The unemployment rate for 15-19 year olds at 19.5% was also at a near-record high, outside of the COVID-19 pandemic in 2020, and the gap of 8.6 percentage points with unemployment among 20–24 year olds, at 10.9%, was also at a near all-time high.
Higher than rate in U.S.
It also says Canada’s youth unemployment rate has remained consistently above the youth unemployment rate in the United States since 2015.
Canada’s rate of 13.8% was 3.8 percentage points above the U.S. rate of 10%, and was the largest gap recorded outside of the COVID pandemic and in the 1990s, when the U.S. rate fell below 10%.

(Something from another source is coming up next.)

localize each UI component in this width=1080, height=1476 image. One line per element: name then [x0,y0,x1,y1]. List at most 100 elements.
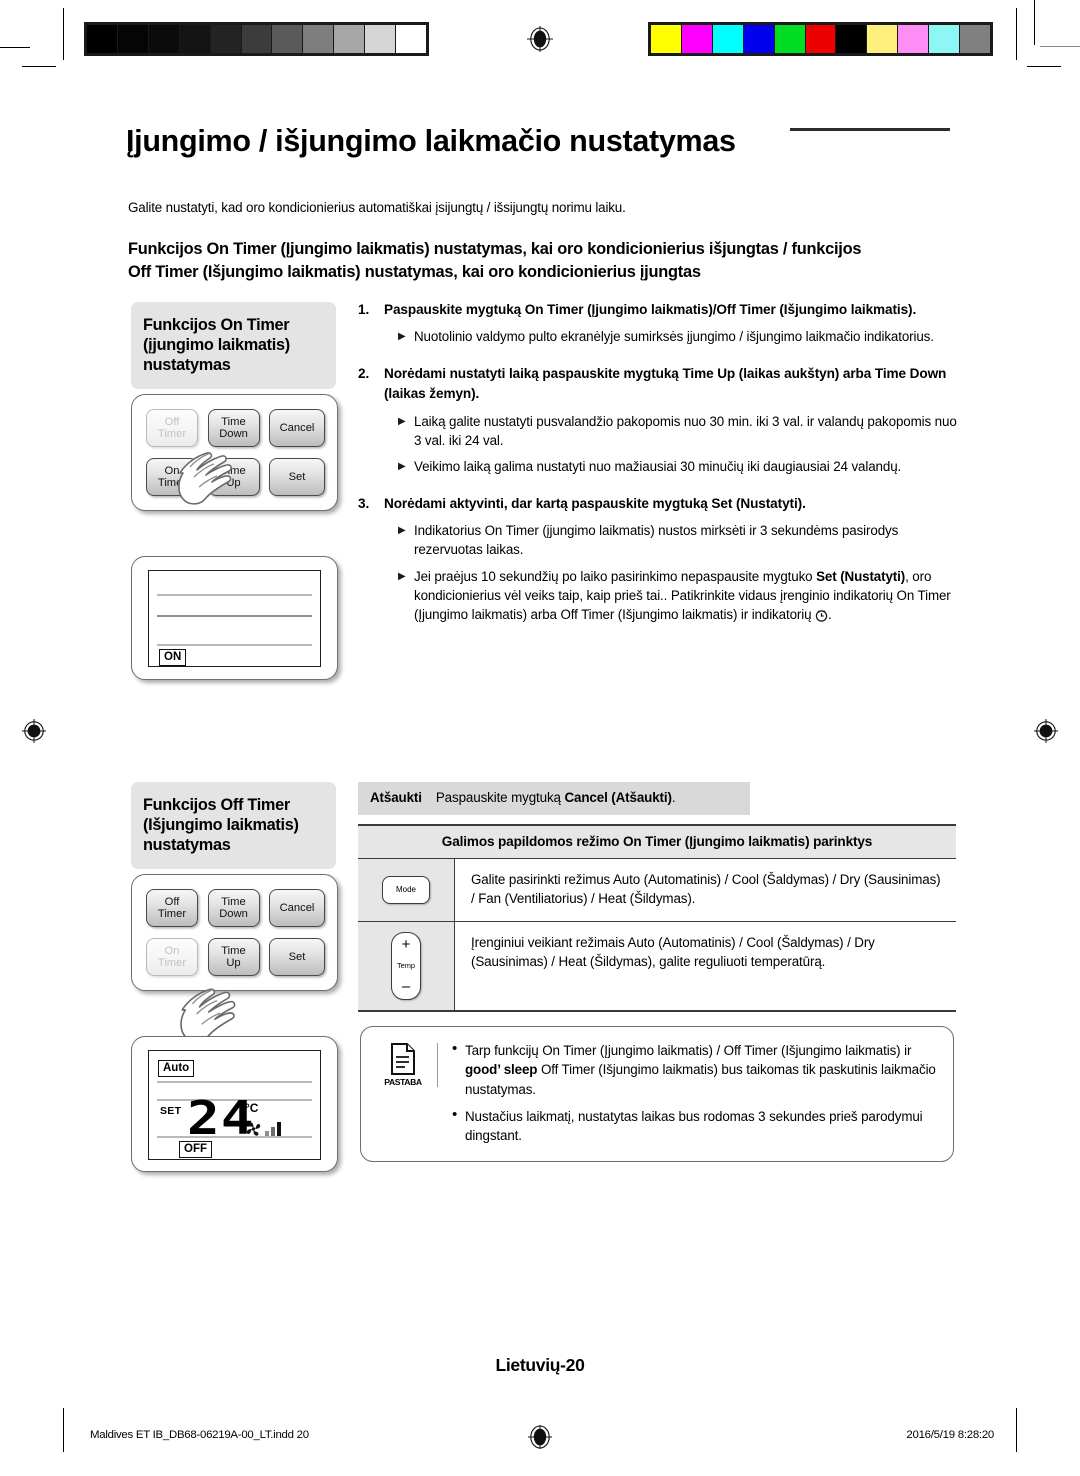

The loss of jobs in the youth employment sector was concentrated in the retail trade, accommodation and food services sectors, where 70% of youth jobs are situated.
Reasons for the dramatic rise
The study attributes the dramatic rise in youth unemployment to both federal and provincial policies, specifically the decision of the previous Justin Trudeau government to dramatically increase immigration, which increased the supply of young workers, and the simultaneous increase in minimum wages in most provinces, which decreased demand.
“The extraordinary surge in youth unemployment in Canada is a homegrown problem, and policymakers in Ottawa and in provincial legislatures should review the policies that are making it worse,” Cross said.
The latest data from Statistics Canada reported that the youth unemployment rate in March was 13.8%.